Люди продолжают стоять на берегу, захваченные соревнованием двух лодок, и, когда убеждаются, что опять Разиня захватил самое лучшее место, начинают морщиться, как от зубной боли. Мне непонятно такое отношение к дяде Андрею его соседей: ведь завтра утром он, как и Зубарь, понесёт по домам улов, и тонкий аромат аппетитной ухи будет долго плыть над посёлком.
* * *
На другое утро я просыпаюсь от громкого стука в дверь. Темнота ещё не развеялась в комнате, кажется, слоями висит, в окнах качаются смутные тени ёлок, ещё не высвеченных солнцем. Я бегу открывать запорку и на пороге сталкиваюсь с дядей Андреем. Он, как и вчера, без шапки, и седые кудряшки всклокочены ветром, как копна сена, ватник потемнел от воды, на охотничьих сапогах засох белёсый песок. В руках Разиня держит огромную пятнистую щуку. Видать, довольный уловом, дядя Андрей наконец разгладил свою гримасу, оголил ровные белые зубы.

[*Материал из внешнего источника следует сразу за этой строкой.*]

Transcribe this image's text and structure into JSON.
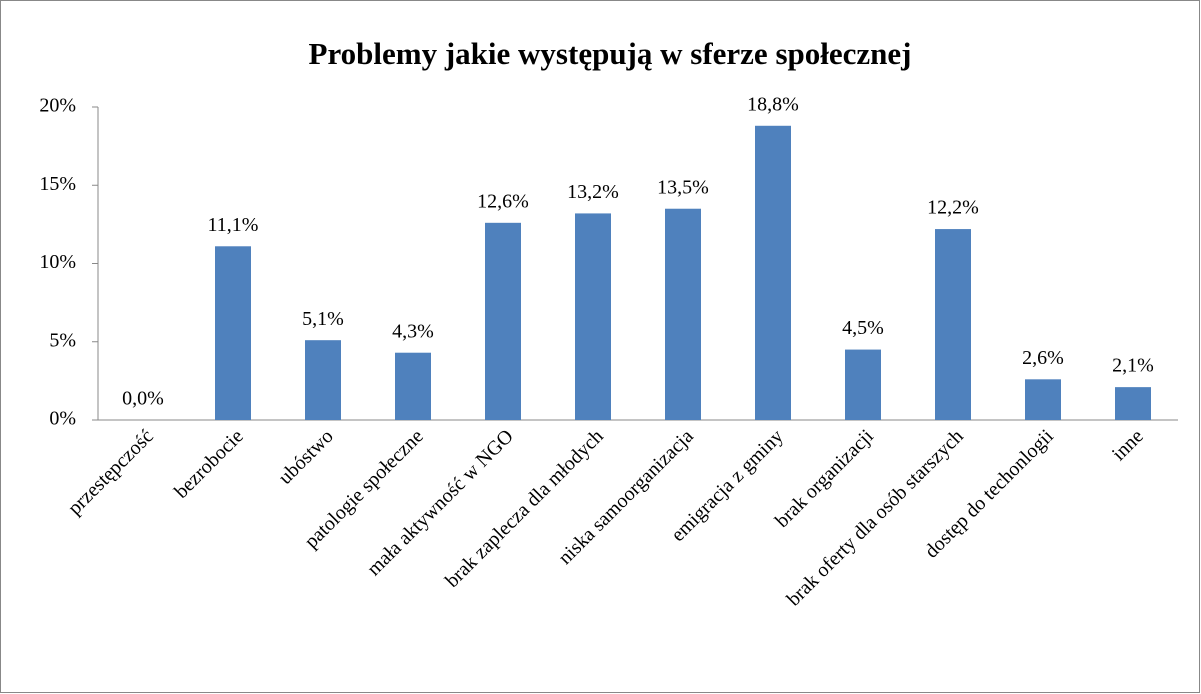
{
  "chart_data": {
    "type": "bar",
    "title": "Problemy jakie występują w sferze społecznej",
    "categories": [
      "przestępczość",
      "bezrobocie",
      "ubóstwo",
      "patologie społeczne",
      "mała aktywność w NGO",
      "brak zaplecza dla młodych",
      "niska samoorganizacja",
      "emigracja z gminy",
      "brak organizacji",
      "brak oferty dla osób starszych",
      "dostęp do techonlogii",
      "inne"
    ],
    "values": [
      0.0,
      11.1,
      5.1,
      4.3,
      12.6,
      13.2,
      13.5,
      18.8,
      4.5,
      12.2,
      2.6,
      2.1
    ],
    "value_labels": [
      "0,0%",
      "11,1%",
      "5,1%",
      "4,3%",
      "12,6%",
      "13,2%",
      "13,5%",
      "18,8%",
      "4,5%",
      "12,2%",
      "2,6%",
      "2,1%"
    ],
    "color": "#4f81bd",
    "ylim": [
      0,
      20
    ],
    "yticks": [
      {
        "value": 0,
        "label": "0%"
      },
      {
        "value": 5,
        "label": "5%"
      },
      {
        "value": 10,
        "label": "10%"
      },
      {
        "value": 15,
        "label": "15%"
      },
      {
        "value": 20,
        "label": "20%"
      }
    ],
    "grid": false
  }
}
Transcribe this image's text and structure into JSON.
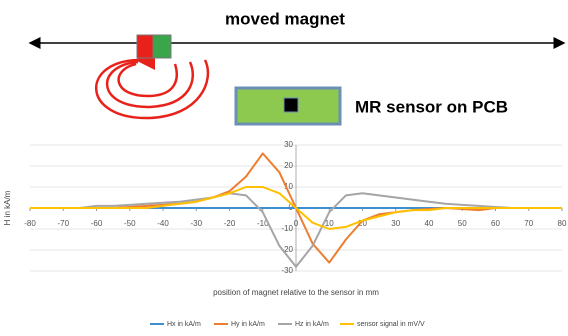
{
  "diagram": {
    "magnet_label": "moved magnet",
    "sensor_label": "MR sensor on PCB"
  },
  "chart_data": {
    "type": "line",
    "ylabel": "H in kA/m",
    "xlabel": "position of magnet relative to the sensor in mm",
    "x": [
      -80,
      -75,
      -70,
      -65,
      -60,
      -55,
      -50,
      -45,
      -40,
      -35,
      -30,
      -25,
      -20,
      -15,
      -10,
      -5,
      0,
      5,
      10,
      15,
      20,
      25,
      30,
      35,
      40,
      45,
      50,
      55,
      60,
      65,
      70,
      75,
      80
    ],
    "xlim": [
      -80,
      80
    ],
    "xticks": [
      -80,
      -70,
      -60,
      -50,
      -40,
      -30,
      -20,
      -10,
      0,
      10,
      20,
      30,
      40,
      50,
      60,
      70,
      80
    ],
    "ylim": [
      -30,
      30
    ],
    "yticks": [
      -30,
      -20,
      -10,
      0,
      10,
      20,
      30
    ],
    "grid": true,
    "series": [
      {
        "name": "Hx in kA/m",
        "color": "#3c8fd0",
        "values": [
          0,
          0,
          0,
          0,
          0,
          0,
          0,
          0,
          0,
          0,
          0,
          0,
          0,
          0,
          0,
          0,
          0,
          0,
          0,
          0,
          0,
          0,
          0,
          0,
          0,
          0,
          0,
          0,
          0,
          0,
          0,
          0,
          0
        ]
      },
      {
        "name": "Hy in kA/m",
        "color": "#ed7d31",
        "values": [
          0,
          0,
          0,
          0,
          0,
          0,
          0.5,
          1,
          1.5,
          2,
          3,
          5,
          8,
          15,
          26,
          17,
          0,
          -17,
          -26,
          -15,
          -6,
          -3,
          -2,
          -1,
          -0.5,
          0,
          -0.5,
          -1,
          0,
          0,
          0,
          0,
          0
        ]
      },
      {
        "name": "Hz in kA/m",
        "color": "#a5a5a5",
        "values": [
          0,
          0,
          0,
          0,
          1,
          1,
          1.5,
          2,
          2.5,
          3,
          4,
          5,
          7,
          6,
          -2,
          -18,
          -28,
          -18,
          -2,
          6,
          7,
          6,
          5,
          4,
          3,
          2,
          1.5,
          1,
          0.5,
          0,
          0,
          0,
          0
        ]
      },
      {
        "name": "sensor signal in mV/V",
        "color": "#ffc000",
        "values": [
          0,
          0,
          0,
          0,
          0,
          0,
          0,
          0,
          1,
          2,
          3,
          5,
          7,
          10,
          10,
          7,
          0,
          -7,
          -10,
          -9,
          -6,
          -4,
          -2,
          -1,
          -1,
          0,
          0,
          0,
          0,
          0,
          0,
          0,
          0
        ]
      }
    ]
  }
}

– Долго спишь, хозяин, – говорит он с незлым упрёком и шмякает щуку на стол. Рыбина, ещё живая, жадно хватает воздух жабрами, шевелит плавниками. Оправдываться мне нет нужды: я в самом деле не люблю ранних подъёмов. Даже когда работаю – встаю за полчаса до службы, иногда не хватает времени на завтрак, а теперь сам Бог повелел подниматься поздно, – что ни говори, отпуск. Впрочем, и по деревенским меркам вставать ещё рано – нет и шести часов, радио молчит. Это достижение цивилизации достигло лесного посёлка, а вот электричества ещё нет, хотя щедрое на посул начальство давно заверяет, что Светлый действительно станет светлым, дайте только срок.
Я начинаю благодарить старика, приглашаю дядю Андрея посидеть, но он отмахивается, шмыгает птичьим носом, ребром ладони проводит по горлу – некогда.
И, уже повернувшись к двери, предлагает:
– Давай сегодня вечером на уток махнём. Северная пошла, на реке аж рябит от дичи. Жди, часам к шести зайду…
Он и точно появляется к шести часам, с ружьём на плечах, всё в тех же сапогах, но уже завёрнутых до паха, моей тётке Марье картинно кланяется. Ружьё у дяди Андрея с ржавыми стволами, вытертой самодельной ложей, которую мы с ним стругали в прошлом году из берёзового корневища.
Опять болезненная гримаса перекосила лицо старого лесника, а тут ещё подлила масла в огонь тётка Марья:
– Ты бы пожалел дичь, Андрей! Чай, за столько вёрст к нам летела, чтоб голову сложить, а? Да и какая в ней сейчас корысть – одни струпья, изголодалась, поди, птица.
Разиня начинает нервно потирать руки с длинными, синими от вспухших суставов пальцами, мрачнеет лицом.